With the new interest of my education to absorb his attention, my benefactor soon forgot to torment himself with remorse and so gradually recovered from his gloom. By the early sixties I was like a houseguest who needed very little attention from his host, so Mr. Sokolow began to allow himself to be rediscovered in social circles, with the not-unpredictable result that he soon found himself in the hands of a young woman of forty who saw no reason why he could not be made into a satisfactory sort of husband. In fact, he was not at all averse to marriage, but he made a terrible mistake in anticipation of it: He decided that our special relationship should be kept a secret from his wife. It was not an extraordinary decision for those times, and I was not sufficiently experienced in such matters to recognize it for the error it was.
I moved back into the gazebo as soon as it had been renovated to accommodate the civilized habits I’d
acquired. From the first, however, Mrs. Sokolow viewed me as a peculiar and alarming pet and began agitating for my speedy removal or disposal. Luckily, my benefactor was used to having his own way and made it clear that no amount of pleading or coercion would change the situation he’d created for me.
A few months after the wedding, he dropped in to tell me that his wife, like Abraham’s Sarah, was soon going to present him with a child of his old age.
“I anticipated nothing like this when I named you Ishmael,” he told me. “But rest assured that I won’t let her cast you out of my house the way Sarah cast your namesake out of Abraham’s house.” Nevertheless, it amused him to say that, if it was a boy, he would name him Isaac. As matters turned out, however, it was a girl, and they named her Rachel.
5
At that, Ishmael paused for so long, with his eyes closed, that I began to wonder if he’d fallen asleep. But at last he went on.

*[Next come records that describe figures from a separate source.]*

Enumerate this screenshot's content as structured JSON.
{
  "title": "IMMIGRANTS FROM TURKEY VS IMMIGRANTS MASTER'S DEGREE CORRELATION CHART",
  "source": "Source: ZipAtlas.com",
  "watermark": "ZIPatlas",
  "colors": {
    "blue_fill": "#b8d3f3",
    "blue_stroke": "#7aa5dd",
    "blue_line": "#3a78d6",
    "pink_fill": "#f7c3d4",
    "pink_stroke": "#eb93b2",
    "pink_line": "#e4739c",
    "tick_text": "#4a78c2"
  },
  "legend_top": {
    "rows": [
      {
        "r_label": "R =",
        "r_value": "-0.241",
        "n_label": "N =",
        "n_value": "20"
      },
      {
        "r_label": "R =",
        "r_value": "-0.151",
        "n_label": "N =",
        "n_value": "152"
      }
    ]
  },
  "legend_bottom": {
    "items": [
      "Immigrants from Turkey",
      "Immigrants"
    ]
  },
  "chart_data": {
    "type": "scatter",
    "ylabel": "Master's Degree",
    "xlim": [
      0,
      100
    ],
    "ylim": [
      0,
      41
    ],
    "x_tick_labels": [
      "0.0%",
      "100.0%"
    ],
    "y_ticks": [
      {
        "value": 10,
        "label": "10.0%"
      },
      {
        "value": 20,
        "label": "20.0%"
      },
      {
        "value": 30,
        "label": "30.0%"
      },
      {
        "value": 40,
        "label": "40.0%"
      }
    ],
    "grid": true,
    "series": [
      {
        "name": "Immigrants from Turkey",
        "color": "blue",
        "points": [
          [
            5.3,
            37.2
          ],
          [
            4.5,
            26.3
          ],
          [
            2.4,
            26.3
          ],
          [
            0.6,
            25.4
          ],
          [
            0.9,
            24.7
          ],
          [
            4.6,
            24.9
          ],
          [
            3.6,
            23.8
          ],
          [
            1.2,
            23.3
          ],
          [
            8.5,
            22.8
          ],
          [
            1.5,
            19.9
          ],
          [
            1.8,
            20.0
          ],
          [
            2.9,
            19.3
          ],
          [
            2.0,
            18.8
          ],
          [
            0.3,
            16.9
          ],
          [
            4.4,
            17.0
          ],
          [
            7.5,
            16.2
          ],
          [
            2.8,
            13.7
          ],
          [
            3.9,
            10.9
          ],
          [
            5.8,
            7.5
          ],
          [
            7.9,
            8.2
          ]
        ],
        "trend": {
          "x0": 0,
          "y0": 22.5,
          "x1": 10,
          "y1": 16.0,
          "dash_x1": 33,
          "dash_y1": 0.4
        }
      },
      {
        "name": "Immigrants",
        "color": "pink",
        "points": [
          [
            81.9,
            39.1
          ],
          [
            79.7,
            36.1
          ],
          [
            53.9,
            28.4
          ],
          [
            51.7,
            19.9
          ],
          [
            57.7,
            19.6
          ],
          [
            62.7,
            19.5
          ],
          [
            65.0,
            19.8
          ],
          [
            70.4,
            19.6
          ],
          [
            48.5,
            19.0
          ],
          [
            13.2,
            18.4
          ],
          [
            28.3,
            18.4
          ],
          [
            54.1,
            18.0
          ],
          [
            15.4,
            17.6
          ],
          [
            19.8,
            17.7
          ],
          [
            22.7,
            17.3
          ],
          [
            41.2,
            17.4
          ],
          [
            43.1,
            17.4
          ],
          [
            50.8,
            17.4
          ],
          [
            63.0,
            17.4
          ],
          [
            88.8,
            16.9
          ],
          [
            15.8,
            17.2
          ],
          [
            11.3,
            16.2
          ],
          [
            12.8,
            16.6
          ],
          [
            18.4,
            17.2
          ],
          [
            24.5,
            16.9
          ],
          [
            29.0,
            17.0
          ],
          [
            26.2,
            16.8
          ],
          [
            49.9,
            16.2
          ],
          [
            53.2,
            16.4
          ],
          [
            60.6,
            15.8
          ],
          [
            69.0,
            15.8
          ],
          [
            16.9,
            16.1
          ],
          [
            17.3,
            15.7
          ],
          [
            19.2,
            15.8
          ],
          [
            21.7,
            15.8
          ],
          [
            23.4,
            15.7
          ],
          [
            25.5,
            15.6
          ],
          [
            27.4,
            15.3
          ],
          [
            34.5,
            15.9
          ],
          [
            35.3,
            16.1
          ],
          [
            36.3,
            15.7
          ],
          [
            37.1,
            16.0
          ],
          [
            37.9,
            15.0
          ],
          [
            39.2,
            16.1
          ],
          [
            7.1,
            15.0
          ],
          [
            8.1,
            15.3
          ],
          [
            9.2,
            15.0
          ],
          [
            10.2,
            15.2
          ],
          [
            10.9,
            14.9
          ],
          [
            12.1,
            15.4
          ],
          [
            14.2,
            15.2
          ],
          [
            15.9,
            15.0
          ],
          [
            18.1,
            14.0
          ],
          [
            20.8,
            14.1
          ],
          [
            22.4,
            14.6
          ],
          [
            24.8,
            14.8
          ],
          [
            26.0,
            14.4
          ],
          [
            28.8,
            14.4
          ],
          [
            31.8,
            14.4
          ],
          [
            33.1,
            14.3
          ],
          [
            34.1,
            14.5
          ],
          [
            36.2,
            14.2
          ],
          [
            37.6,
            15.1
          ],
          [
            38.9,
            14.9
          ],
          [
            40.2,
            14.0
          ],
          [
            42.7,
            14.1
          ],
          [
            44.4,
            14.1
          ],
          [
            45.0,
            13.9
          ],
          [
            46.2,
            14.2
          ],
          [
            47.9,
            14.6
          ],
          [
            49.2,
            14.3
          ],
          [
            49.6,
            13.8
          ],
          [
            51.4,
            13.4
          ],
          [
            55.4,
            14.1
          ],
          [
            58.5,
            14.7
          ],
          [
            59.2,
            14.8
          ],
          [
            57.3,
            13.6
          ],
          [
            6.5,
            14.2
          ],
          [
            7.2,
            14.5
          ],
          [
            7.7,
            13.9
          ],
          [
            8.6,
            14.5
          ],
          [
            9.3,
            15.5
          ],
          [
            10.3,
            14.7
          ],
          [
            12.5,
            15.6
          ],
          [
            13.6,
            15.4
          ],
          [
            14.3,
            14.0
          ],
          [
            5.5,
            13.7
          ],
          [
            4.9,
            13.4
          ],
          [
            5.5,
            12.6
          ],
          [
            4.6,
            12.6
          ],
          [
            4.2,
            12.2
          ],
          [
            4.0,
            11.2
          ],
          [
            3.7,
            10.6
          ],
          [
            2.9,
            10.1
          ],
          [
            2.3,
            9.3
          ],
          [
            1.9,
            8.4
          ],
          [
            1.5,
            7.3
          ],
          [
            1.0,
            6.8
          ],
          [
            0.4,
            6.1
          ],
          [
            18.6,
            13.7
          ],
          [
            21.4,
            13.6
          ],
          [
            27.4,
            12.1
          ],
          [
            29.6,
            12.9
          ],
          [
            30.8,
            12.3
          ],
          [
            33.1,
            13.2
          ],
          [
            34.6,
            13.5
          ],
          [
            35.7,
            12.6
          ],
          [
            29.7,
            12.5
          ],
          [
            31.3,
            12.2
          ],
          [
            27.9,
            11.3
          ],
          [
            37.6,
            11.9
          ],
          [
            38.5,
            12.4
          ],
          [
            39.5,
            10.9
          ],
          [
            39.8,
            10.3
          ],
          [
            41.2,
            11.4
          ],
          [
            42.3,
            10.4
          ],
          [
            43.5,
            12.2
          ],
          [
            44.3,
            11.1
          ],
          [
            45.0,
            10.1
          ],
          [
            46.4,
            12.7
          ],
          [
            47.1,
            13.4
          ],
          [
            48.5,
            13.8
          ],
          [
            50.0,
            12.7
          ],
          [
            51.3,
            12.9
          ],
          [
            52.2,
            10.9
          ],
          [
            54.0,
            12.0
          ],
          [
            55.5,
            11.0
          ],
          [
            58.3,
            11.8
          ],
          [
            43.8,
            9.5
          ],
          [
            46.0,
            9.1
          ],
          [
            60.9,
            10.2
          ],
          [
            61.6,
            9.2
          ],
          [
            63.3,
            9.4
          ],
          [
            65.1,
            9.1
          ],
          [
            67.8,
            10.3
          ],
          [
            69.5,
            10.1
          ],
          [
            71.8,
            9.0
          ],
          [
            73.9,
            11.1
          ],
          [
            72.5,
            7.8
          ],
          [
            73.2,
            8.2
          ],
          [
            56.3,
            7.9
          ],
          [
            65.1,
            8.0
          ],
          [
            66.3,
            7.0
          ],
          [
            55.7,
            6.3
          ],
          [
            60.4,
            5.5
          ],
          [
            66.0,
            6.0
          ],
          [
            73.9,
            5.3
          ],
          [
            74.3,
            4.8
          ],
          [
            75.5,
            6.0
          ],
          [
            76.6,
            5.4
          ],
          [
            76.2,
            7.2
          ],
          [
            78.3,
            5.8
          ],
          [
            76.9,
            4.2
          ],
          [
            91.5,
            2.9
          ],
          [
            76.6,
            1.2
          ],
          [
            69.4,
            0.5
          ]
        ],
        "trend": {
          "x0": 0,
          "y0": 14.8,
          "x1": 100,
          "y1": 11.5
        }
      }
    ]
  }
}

“Wisely or foolishly, my benefactor decided that I would be the girl’s mentor, and (wisely or foolishly) I was delighted to have a chance to please him in this way. In her father’s arms, Rachel spent nearly as much time with me as with her mother—which of course did nothing to improve my standing with that person. Because I was able to speak to her in a language more direct than speech, I could soothe and amuse her when others failed, and a bond gradually developed between us that might be likened to the one that exists between identical twins—except that I was brother, pet, tutor, and nurse all rolled into one.
“Mrs. Sokolow looked forward to the day when Rachel would begin school, for then new interests would make her a stranger to me. When this result didn’t occur, she renewed her campaign to have me sent away, predicting that my presence would stunt the child’s social growth. Her social growth remained unstunted, however, even though she skipped no fewer than three grades in elementary school and one grade in high school; she had a master’s degree in biology before her twentieth birthday. Nonetheless, after so many years of being thwarted in a matter that pertained to the management of her own home, Mrs. Sokolow no longer needed any particular reason to wish me gone.